Organizations across the globe are realizing the benefits of incorporating artificial intelligence (AI) and machine learning (ML) within the RPA framework to result in intelligent automation. The phrase “intelligent automation” isn’t new. Definitions vary, but it usually refers to the pairing of process automation with more cognitive AI disciplines like machine learning. Understanding the range of automation mechanisms, how they relate to one another and how they can be combined and coordinated is a major focus for hyper-automation. This allows software robots to mimic human behavior and handle complex use cases, which was earlier not possible without human intervention. Expect intelligent automation as well as variations like ‘cognitive automation’ to be popular anew in the year ahead.

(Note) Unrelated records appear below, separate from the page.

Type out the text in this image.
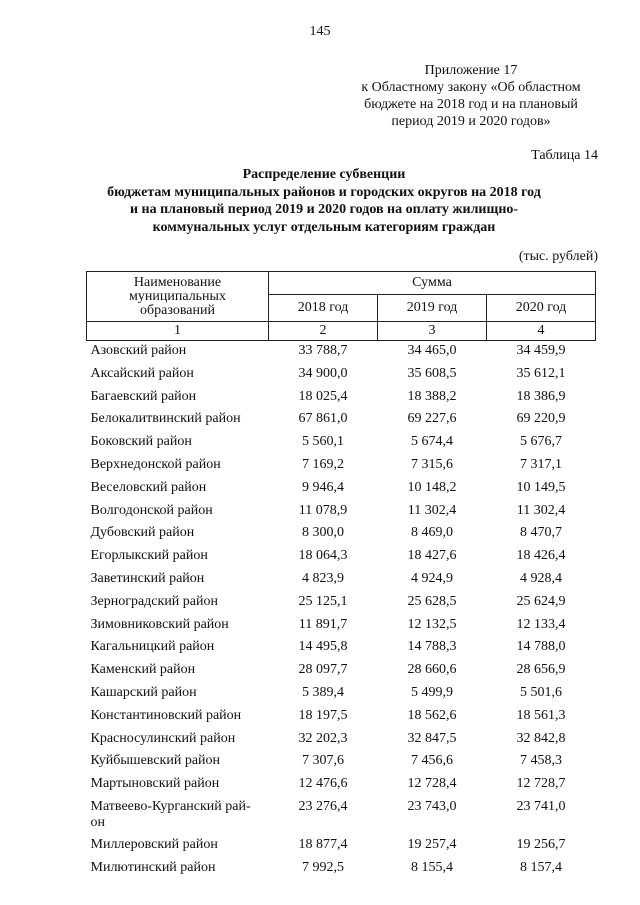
145
Приложение 17
к Областному закону «Об областном
бюджете на 2018 год и на плановый
период 2019 и 2020 годов»
Таблица 14
Распределение субвенции
бюджетам муниципальных районов и городских округов на 2018 год
и на плановый период 2019 и 2020 годов на оплату жилищно-
коммунальных услуг отдельным категориям граждан
(тыс. рублей)
Наименование
муниципальных
образований	Сумма		
	2018 год	2019 год	2020 год
1	2	3	4
Азовский район	33 788,7	34 465,0	34 459,9
Аксайский район	34 900,0	35 608,5	35 612,1
Багаевский район	18 025,4	18 388,2	18 386,9
Белокалитвинский район	67 861,0	69 227,6	69 220,9
Боковский район	5 560,1	5 674,4	5 676,7
Верхнедонской район	7 169,2	7 315,6	7 317,1
Веселовский район	9 946,4	10 148,2	10 149,5
Волгодонской район	11 078,9	11 302,4	11 302,4
Дубовский район	8 300,0	8 469,0	8 470,7
Егорлыкский район	18 064,3	18 427,6	18 426,4
Заветинский район	4 823,9	4 924,9	4 928,4
Зерноградский район	25 125,1	25 628,5	25 624,9
Зимовниковский район	11 891,7	12 132,5	12 133,4
Кагальницкий район	14 495,8	14 788,3	14 788,0
Каменский район	28 097,7	28 660,6	28 656,9
Кашарский район	5 389,4	5 499,9	5 501,6
Константиновский район	18 197,5	18 562,6	18 561,3
Красносулинский район	32 202,3	32 847,5	32 842,8
Куйбышевский район	7 307,6	7 456,6	7 458,3
Мартыновский район	12 476,6	12 728,4	12 728,7
Матвеево-Курганский рай-
он	23 276,4	23 743,0	23 741,0
Миллеровский район	18 877,4	19 257,4	19 256,7
Милютинский район	7 992,5	8 155,4	8 157,4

RPA taking away jobs is the most debated topic in the industry. It is anticipated that RPA will affect employment and half of the jobs will be replaced by automation. Job losses would be inevitable as AI did things faster, smarter and with fewer HR headaches. Only a handful of RPA projects led to reductions in headcount, and in most cases, the tasks had already been shifted to outside workers. RPA bots that are designed to adapt to changing circumstances and automatically manage the right response rapidly. As a result, more jobs will be created by enhancing the nature of jobs and there will be a need for RPA and process experts to augment user interfaces and solve business problems.
Intelligent automation is poised to take a significant leap in 2020 and deliver tangible results to organizations that make automation a key component of their digital transformation.